If both calling party and called party have an analog connection, the voiceband signal will be converted from analog to digital and then back to analog. Each conversion adds noise, and there will be too much noise from the second conversion for 56k to work. The modem's negotiation processes will fall back to the less demanding 33.6 kbit/s mode. Other local loop conditions, such as certain antiquated pair gain systems, may have similar results.
In 8-N-1 connections (1 start bit, 8 data bits, No parity bit, 1 stop bit), which were typical before LAPM became widespread, the actual throughput is a maximum of 5.6 kilobytes per second, since ten bits are transmitted for every 8-bit byte, although effective throughput can be increased as high as 32 kbytes/s using internal compression, or 100 kbytes/s using ISP-side compression.
Effective throughput will vary, depending on framing protocols, noise, data compression, and other factors. See V.42 and Comparison of synchronous and asynchronous signalling article for more detail.
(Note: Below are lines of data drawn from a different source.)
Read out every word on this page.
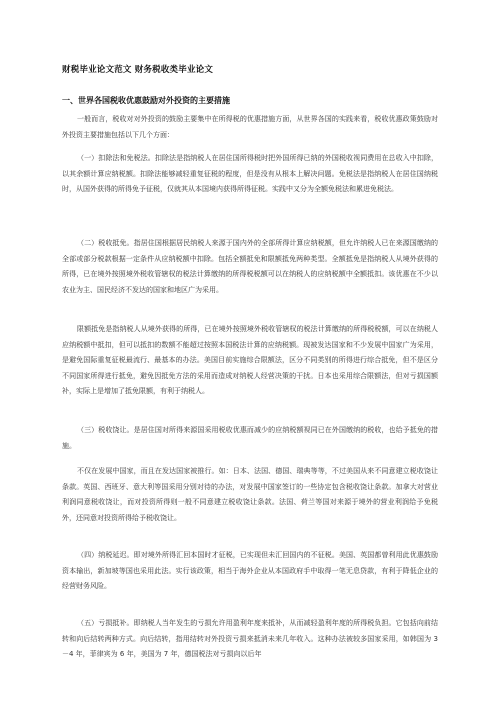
财税毕业论文范文 财务税收类毕业论文
一、世界各国税收优惠鼓励对外投资的主要措施

一般而言，税收对对外投资的鼓励主要集中在所得税的优惠措施方面，从世界各国的实践来看，税收优惠政策鼓励对外投资主要措施包括以下几个方面：

（一）扣除法和免税法。扣除法是指纳税人在居住国所得税时把外国所得已纳的外国税收视同费用在总收入中扣除，以其余额计算应纳税额。扣除法能够减轻重复征税的程度，但是没有从根本上解决问题。免税法是指纳税人在居住国纳税时，从国外获得的所得免予征税，仅就其从本国境内获得所得征税。实践中又分为全额免税法和累进免税法。

（二）税收抵免。指居住国根据居民纳税人来源于国内外的全部所得计算应纳税额，但允许纳税人已在来源国缴纳的全部或部分税款根据一定条件从应纳税额中扣除。包括全额抵免和限额抵免两种类型。全额抵免是指纳税人从境外获得的所得，已在境外按照境外税收管辖权的税法计算缴纳的所得税税额可以在纳税人的应纳税额中全额抵扣。该优惠在不少以农业为主、国民经济不发达的国家和地区广为采用。

限额抵免是指纳税人从境外获得的所得，已在境外按照境外税收管辖权的税法计算缴纳的所得税税额，可以在纳税人应纳税额中抵扣，但可以抵扣的数额不能超过按照本国税法计算的应纳税额。现被发达国家和不少发展中国家广为采用，是避免国际重复征税最流行、最基本的办法。美国目前实施综合限额法，区分不同类别的所得进行综合抵免，但不是区分不同国家所得进行抵免，避免因抵免方法的采用而造成对纳税人经营决策的干扰。日本也采用综合限额法，但对亏损国额补，实际上是增加了抵免限额，有利于纳税人。

（三）税收饶让。是居住国对所得来源国采用税收优惠而减少的应纳税额视同已在外国缴纳的税收，也给予抵免的措施。

不仅在发展中国家，而且在发达国家被推行。如：日本、法国、德国、瑞典等等，不过美国从来不同意建立税收饶让条款。英国、西班牙、意大利等国采用分别对待的办法，对发展中国家签订的一些协定包含税收饶让条款。加拿大对营业利润同意税收饶让，而对投资所得则一般不同意建立税收饶让条款。法国、荷兰等国对来源于境外的营业利润给予免税外，还同意对投资所得给予税收饶让。

（四）纳税延迟。即对境外所得汇回本国时才征税，已实现但未汇回国内的不征税。美国、英国都曾利用此优惠鼓励资本输出，新加坡等国也采用此法。实行该政策，相当于海外企业从本国政府手中取得一笔无息贷款，有利于降低企业的经营财务风险。

（五）亏损抵补。即纳税人当年发生的亏损允许用盈利年度来抵补，从而减轻盈利年度的所得税负担。它包括向前结转和向后结转两种方式。向后结转，指用结转对外投资亏损来抵消未来几年收入。这种办法被较多国家采用，如韩国为 3－4 年，菲律宾为 6 年，美国为 7 年，德国税法对亏损向以后年
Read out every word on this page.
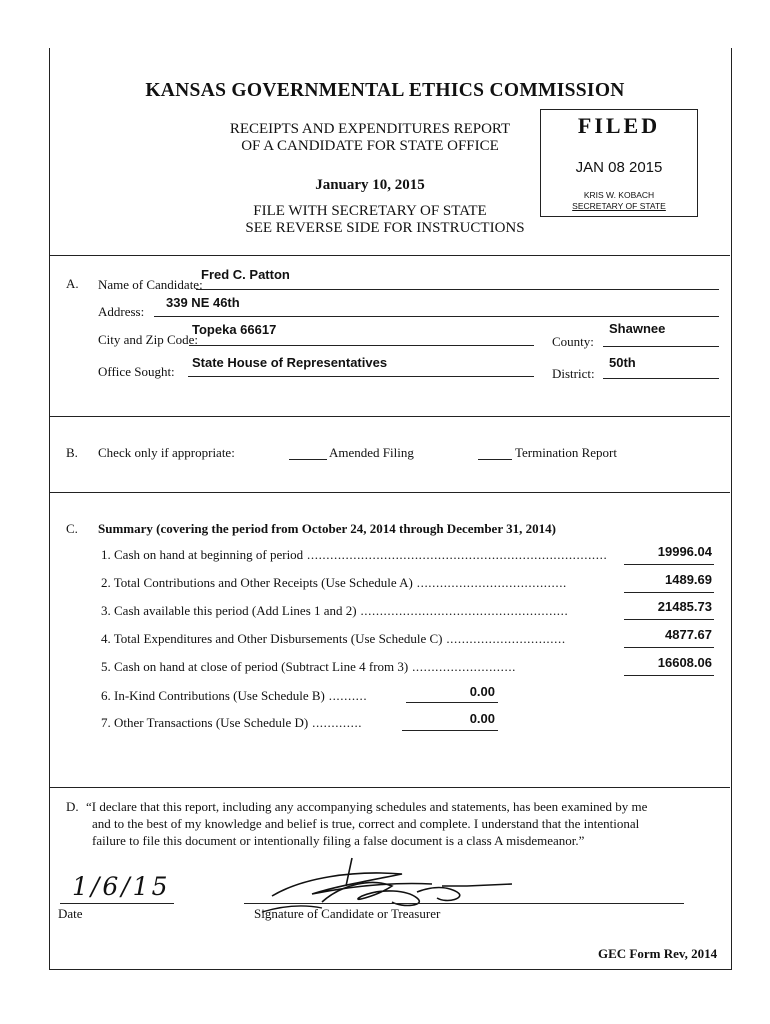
KANSAS GOVERNMENTAL ETHICS COMMISSION
RECEIPTS AND EXPENDITURES REPORT
OF A CANDIDATE FOR STATE OFFICE
January 10, 2015
FILE WITH SECRETARY OF STATE
SEE REVERSE SIDE FOR INSTRUCTIONS
FILED
JAN 08 2015
KRIS W. KOBACH
SECRETARY OF STATE
A. Name of Candidate:
Fred C. Patton
Address:
339 NE 46th
City and Zip Code:
Topeka 66617
County:
Shawnee
Office Sought:
State House of Representatives
District:
50th
B. Check only if appropriate:	Amended Filing	Termination Report
C. Summary (covering the period from October 24, 2014 through December 31, 2014)
1. Cash on hand at beginning of period ..............................................................................	19996.04
2. Total Contributions and Other Receipts (Use Schedule A) .......................................	1489.69
3. Cash available this period (Add Lines 1 and 2) ......................................................	21485.73
4. Total Expenditures and Other Disbursements (Use Schedule C) ...............................	4877.67
5. Cash on hand at close of period (Subtract Line 4 from 3) ...........................	16608.06
6. In-Kind Contributions (Use Schedule B) ..........	0.00
7. Other Transactions (Use Schedule D) .............	0.00
D. “I declare that this report, including any accompanying schedules and statements, has been examined by me
and to the best of my knowledge and belief is true, correct and complete. I understand that the intentional
failure to file this document or intentionally filing a false document is a class A misdemeanor.”
1/6/15
Date	Signature of Candidate or Treasurer
GEC Form Rev, 2014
The upload speed is 33.6 kbit/s if an analog voiceband modem is used (V.90), or 48.0 kbit/s using a digital modem (V.92). Due to the design of public telecommunications networks, higher speed dialup modems are unlikely to ever appear. Also, depending on the quality of the line conditions, the user may not be able to reach this maximum speed. While faster communications such as DSL and cable modems became widely available to urban consumers in the early 2000s in the United States, dial-up Internet access remains common, since high speed rural Internet connections are often scarce and because people may still use it to send faxes.